As Volmer, the sanatorium’s director, Jason Isaacs is well cast, but, like DeHaan, he too is a prisoner of a nonsensical script and an unrelateable character. Though Goth’s character is also ridiculous, she gives the best performance. Indeed, when the film goes bat-shit crazy in its third act, she becomes infinitely watchable, harnessing an eroticism that is both mesmerizing and disturbing considering the character’s age and family ties.
The film premiered at the 2016 Butt-Numb-A-Thon Film Festival, which is appropriate considering its 146-minute runtime. If 20 minutes had been excised, it would have at least had a chance at clarity. But at its current length, the film would be better suited to the Brain-Numb-A-Thon Festival, as the smart, surreal premise slowly, slowly unravels into schlock.
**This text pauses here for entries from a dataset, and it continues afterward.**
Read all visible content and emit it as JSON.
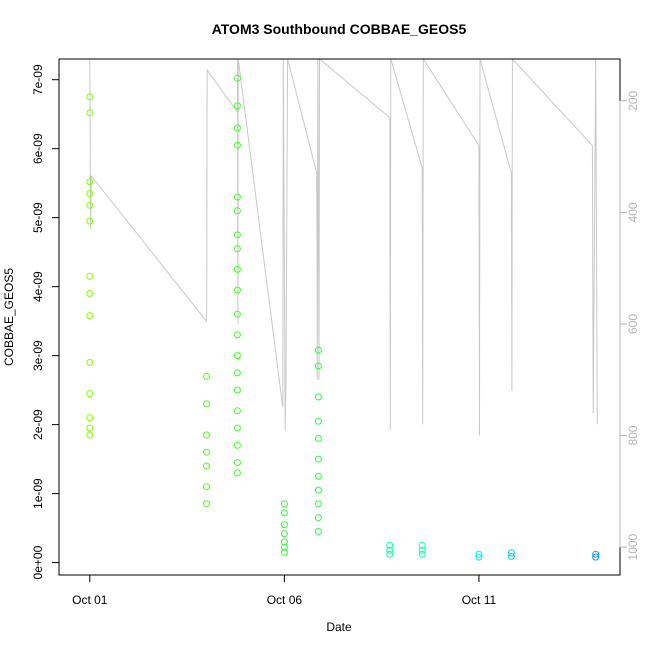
{
  "chart_data": {
    "type": "scatter",
    "title": "ATOM3 Southbound COBBAE_GEOS5",
    "xlabel": "Date",
    "ylabel": "COBBAE_GEOS5",
    "x_ticks": [
      {
        "value": "2016-10-01",
        "label": "Oct 01"
      },
      {
        "value": "2016-10-06",
        "label": "Oct 06"
      },
      {
        "value": "2016-10-11",
        "label": "Oct 11"
      }
    ],
    "y_ticks": [
      {
        "value": 0,
        "label": "0e+00"
      },
      {
        "value": 1e-09,
        "label": "1e-09"
      },
      {
        "value": 2e-09,
        "label": "2e-09"
      },
      {
        "value": 3e-09,
        "label": "3e-09"
      },
      {
        "value": 4e-09,
        "label": "4e-09"
      },
      {
        "value": 5e-09,
        "label": "5e-09"
      },
      {
        "value": 6e-09,
        "label": "6e-09"
      },
      {
        "value": 7e-09,
        "label": "7e-09"
      }
    ],
    "right_axis_ticks": [
      {
        "value": 200,
        "label": "200"
      },
      {
        "value": 400,
        "label": "400"
      },
      {
        "value": 600,
        "label": "600"
      },
      {
        "value": 800,
        "label": "800"
      },
      {
        "value": 1000,
        "label": "1000"
      }
    ],
    "xlim": [
      "2016-09-30T05:00",
      "2016-10-14T15:00"
    ],
    "ylim": [
      -1.8e-10,
      7.3e-09
    ],
    "right_ylim": [
      1050,
      125
    ],
    "right_axis_reversed": true,
    "grid": false,
    "colors": {
      "right_axis": "#b4b4b4",
      "pressure_line": "#c8c8c8",
      "frame": "#000000"
    },
    "series": [
      {
        "role": "scatter",
        "marker": "open-circle",
        "points": [
          {
            "t": "2016-10-01T00:00",
            "y": 6.75e-09,
            "color": "#7fff00"
          },
          {
            "t": "2016-10-01T00:00",
            "y": 6.52e-09,
            "color": "#7fff00"
          },
          {
            "t": "2016-10-01T00:00",
            "y": 5.52e-09,
            "color": "#7fff00"
          },
          {
            "t": "2016-10-01T00:00",
            "y": 5.35e-09,
            "color": "#7fff00"
          },
          {
            "t": "2016-10-01T00:00",
            "y": 5.18e-09,
            "color": "#7fff00"
          },
          {
            "t": "2016-10-01T00:00",
            "y": 4.95e-09,
            "color": "#7fff00"
          },
          {
            "t": "2016-10-01T00:00",
            "y": 4.15e-09,
            "color": "#7fff00"
          },
          {
            "t": "2016-10-01T00:00",
            "y": 3.9e-09,
            "color": "#7fff00"
          },
          {
            "t": "2016-10-01T00:00",
            "y": 3.58e-09,
            "color": "#7fff00"
          },
          {
            "t": "2016-10-01T00:00",
            "y": 2.9e-09,
            "color": "#7fff00"
          },
          {
            "t": "2016-10-01T00:00",
            "y": 2.45e-09,
            "color": "#7fff00"
          },
          {
            "t": "2016-10-01T00:00",
            "y": 2.1e-09,
            "color": "#7fff00"
          },
          {
            "t": "2016-10-01T00:00",
            "y": 1.95e-09,
            "color": "#7fff00"
          },
          {
            "t": "2016-10-01T00:00",
            "y": 1.85e-09,
            "color": "#7fff00"
          },
          {
            "t": "2016-10-04T00:00",
            "y": 2.7e-09,
            "color": "#4cff10"
          },
          {
            "t": "2016-10-04T00:00",
            "y": 2.3e-09,
            "color": "#4cff10"
          },
          {
            "t": "2016-10-04T00:00",
            "y": 1.85e-09,
            "color": "#4cff10"
          },
          {
            "t": "2016-10-04T00:00",
            "y": 1.6e-09,
            "color": "#4cff10"
          },
          {
            "t": "2016-10-04T00:00",
            "y": 1.4e-09,
            "color": "#4cff10"
          },
          {
            "t": "2016-10-04T00:00",
            "y": 1.1e-09,
            "color": "#4cff10"
          },
          {
            "t": "2016-10-04T00:00",
            "y": 8.5e-10,
            "color": "#4cff10"
          },
          {
            "t": "2016-10-04T19:00",
            "y": 7.02e-09,
            "color": "#3dff20"
          },
          {
            "t": "2016-10-04T19:00",
            "y": 6.62e-09,
            "color": "#3dff20"
          },
          {
            "t": "2016-10-04T19:00",
            "y": 6.3e-09,
            "color": "#3dff20"
          },
          {
            "t": "2016-10-04T19:00",
            "y": 6.05e-09,
            "color": "#3dff20"
          },
          {
            "t": "2016-10-04T19:00",
            "y": 5.3e-09,
            "color": "#3dff20"
          },
          {
            "t": "2016-10-04T19:00",
            "y": 5.1e-09,
            "color": "#3dff20"
          },
          {
            "t": "2016-10-04T19:00",
            "y": 4.75e-09,
            "color": "#3dff20"
          },
          {
            "t": "2016-10-04T19:00",
            "y": 4.55e-09,
            "color": "#3dff20"
          },
          {
            "t": "2016-10-04T19:00",
            "y": 4.25e-09,
            "color": "#3dff20"
          },
          {
            "t": "2016-10-04T19:00",
            "y": 3.95e-09,
            "color": "#3dff20"
          },
          {
            "t": "2016-10-04T19:00",
            "y": 3.6e-09,
            "color": "#3dff20"
          },
          {
            "t": "2016-10-04T19:00",
            "y": 3.3e-09,
            "color": "#3dff20"
          },
          {
            "t": "2016-10-04T19:00",
            "y": 3e-09,
            "color": "#3dff20"
          },
          {
            "t": "2016-10-04T19:00",
            "y": 2.75e-09,
            "color": "#3dff20"
          },
          {
            "t": "2016-10-04T19:00",
            "y": 2.5e-09,
            "color": "#3dff20"
          },
          {
            "t": "2016-10-04T19:00",
            "y": 2.2e-09,
            "color": "#3dff20"
          },
          {
            "t": "2016-10-04T19:00",
            "y": 1.95e-09,
            "color": "#3dff20"
          },
          {
            "t": "2016-10-04T19:00",
            "y": 1.7e-09,
            "color": "#3dff20"
          },
          {
            "t": "2016-10-04T19:00",
            "y": 1.45e-09,
            "color": "#3dff20"
          },
          {
            "t": "2016-10-04T19:00",
            "y": 1.3e-09,
            "color": "#3dff20"
          },
          {
            "t": "2016-10-06T00:00",
            "y": 8.5e-10,
            "color": "#2fff35"
          },
          {
            "t": "2016-10-06T00:00",
            "y": 7.2e-10,
            "color": "#2fff35"
          },
          {
            "t": "2016-10-06T00:00",
            "y": 5.5e-10,
            "color": "#2fff35"
          },
          {
            "t": "2016-10-06T00:00",
            "y": 4.2e-10,
            "color": "#2fff35"
          },
          {
            "t": "2016-10-06T00:00",
            "y": 3e-10,
            "color": "#2fff35"
          },
          {
            "t": "2016-10-06T00:00",
            "y": 2.2e-10,
            "color": "#2fff35"
          },
          {
            "t": "2016-10-06T00:00",
            "y": 1.5e-10,
            "color": "#2fff35"
          },
          {
            "t": "2016-10-06T21:00",
            "y": 3.08e-09,
            "color": "#28ff45"
          },
          {
            "t": "2016-10-06T21:00",
            "y": 2.85e-09,
            "color": "#28ff45"
          },
          {
            "t": "2016-10-06T21:00",
            "y": 2.4e-09,
            "color": "#28ff45"
          },
          {
            "t": "2016-10-06T21:00",
            "y": 2.05e-09,
            "color": "#28ff45"
          },
          {
            "t": "2016-10-06T21:00",
            "y": 1.8e-09,
            "color": "#28ff45"
          },
          {
            "t": "2016-10-06T21:00",
            "y": 1.5e-09,
            "color": "#28ff45"
          },
          {
            "t": "2016-10-06T21:00",
            "y": 1.25e-09,
            "color": "#28ff45"
          },
          {
            "t": "2016-10-06T21:00",
            "y": 1.05e-09,
            "color": "#28ff45"
          },
          {
            "t": "2016-10-06T21:00",
            "y": 8.5e-10,
            "color": "#28ff45"
          },
          {
            "t": "2016-10-06T21:00",
            "y": 6.5e-10,
            "color": "#28ff45"
          },
          {
            "t": "2016-10-06T21:00",
            "y": 4.5e-10,
            "color": "#28ff45"
          },
          {
            "t": "2016-10-08T17:00",
            "y": 2.5e-10,
            "color": "#00ff9a"
          },
          {
            "t": "2016-10-08T17:00",
            "y": 1.8e-10,
            "color": "#00ff9a"
          },
          {
            "t": "2016-10-08T17:00",
            "y": 1.2e-10,
            "color": "#00ff9a"
          },
          {
            "t": "2016-10-09T13:00",
            "y": 2.5e-10,
            "color": "#00ffa5"
          },
          {
            "t": "2016-10-09T13:00",
            "y": 1.8e-10,
            "color": "#00ffa5"
          },
          {
            "t": "2016-10-09T13:00",
            "y": 1.2e-10,
            "color": "#00ffa5"
          },
          {
            "t": "2016-10-11T00:00",
            "y": 1.2e-10,
            "color": "#00e6ff"
          },
          {
            "t": "2016-10-11T00:00",
            "y": 8e-11,
            "color": "#00e6ff"
          },
          {
            "t": "2016-10-11T20:00",
            "y": 1.4e-10,
            "color": "#00d4ff"
          },
          {
            "t": "2016-10-11T20:00",
            "y": 9e-11,
            "color": "#00d4ff"
          },
          {
            "t": "2016-10-14T00:00",
            "y": 1.2e-10,
            "color": "#009cff"
          },
          {
            "t": "2016-10-14T00:00",
            "y": 8e-11,
            "color": "#009cff"
          }
        ]
      },
      {
        "role": "pressure-trace",
        "axis": "right",
        "color": "#c8c8c8",
        "points": [
          {
            "t": "2016-10-01T00:00",
            "p": 125
          },
          {
            "t": "2016-10-01T00:30",
            "p": 430
          },
          {
            "t": "2016-10-01T01:00",
            "p": 335
          },
          {
            "t": "2016-10-04T00:00",
            "p": 595
          },
          {
            "t": "2016-10-04T00:10",
            "p": 540
          },
          {
            "t": "2016-10-04T00:20",
            "p": 145
          },
          {
            "t": "2016-10-04T19:00",
            "p": 220
          },
          {
            "t": "2016-10-04T19:10",
            "p": 125
          },
          {
            "t": "2016-10-04T19:20",
            "p": 600
          },
          {
            "t": "2016-10-04T19:30",
            "p": 125
          },
          {
            "t": "2016-10-05T23:00",
            "p": 750
          },
          {
            "t": "2016-10-05T23:20",
            "p": 125
          },
          {
            "t": "2016-10-06T00:30",
            "p": 790
          },
          {
            "t": "2016-10-06T01:00",
            "p": 700
          },
          {
            "t": "2016-10-06T02:00",
            "p": 125
          },
          {
            "t": "2016-10-06T20:00",
            "p": 330
          },
          {
            "t": "2016-10-06T20:20",
            "p": 700
          },
          {
            "t": "2016-10-06T20:40",
            "p": 125
          },
          {
            "t": "2016-10-06T21:20",
            "p": 700
          },
          {
            "t": "2016-10-06T21:40",
            "p": 125
          },
          {
            "t": "2016-10-08T17:00",
            "p": 230
          },
          {
            "t": "2016-10-08T17:20",
            "p": 790
          },
          {
            "t": "2016-10-08T17:40",
            "p": 125
          },
          {
            "t": "2016-10-09T13:00",
            "p": 320
          },
          {
            "t": "2016-10-09T13:20",
            "p": 780
          },
          {
            "t": "2016-10-09T13:40",
            "p": 125
          },
          {
            "t": "2016-10-11T00:00",
            "p": 280
          },
          {
            "t": "2016-10-11T00:20",
            "p": 800
          },
          {
            "t": "2016-10-11T00:40",
            "p": 125
          },
          {
            "t": "2016-10-11T20:00",
            "p": 330
          },
          {
            "t": "2016-10-11T20:20",
            "p": 720
          },
          {
            "t": "2016-10-11T20:40",
            "p": 125
          },
          {
            "t": "2016-10-13T22:00",
            "p": 280
          },
          {
            "t": "2016-10-13T22:30",
            "p": 760
          },
          {
            "t": "2016-10-14T00:00",
            "p": 125
          },
          {
            "t": "2016-10-14T01:00",
            "p": 780
          }
        ]
      }
    ]
  }
}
Spoiler alert: One interpretation is that Lockhart – who is injured in a car crash – is dead for most of the movie. That would explain some of Verbinski’s wild plot explorations and his drift toward pure “art film.” Another explanation is that Lockhart is delusional, or a patient from the outset, in the vein of I Am the Cheese, an underrated mindbender from 1983. Personally, I was rooting for the latter, but, frankly, I would have settled for anything other than the actual conclusion.
Meat Loaf taught us that we’ll never find a Coupe de Ville at the bottom of a Cracker Jack box. Conversely, Verbinski has reminded us that we might one day crack open a Fabergé egg and find a Yugo.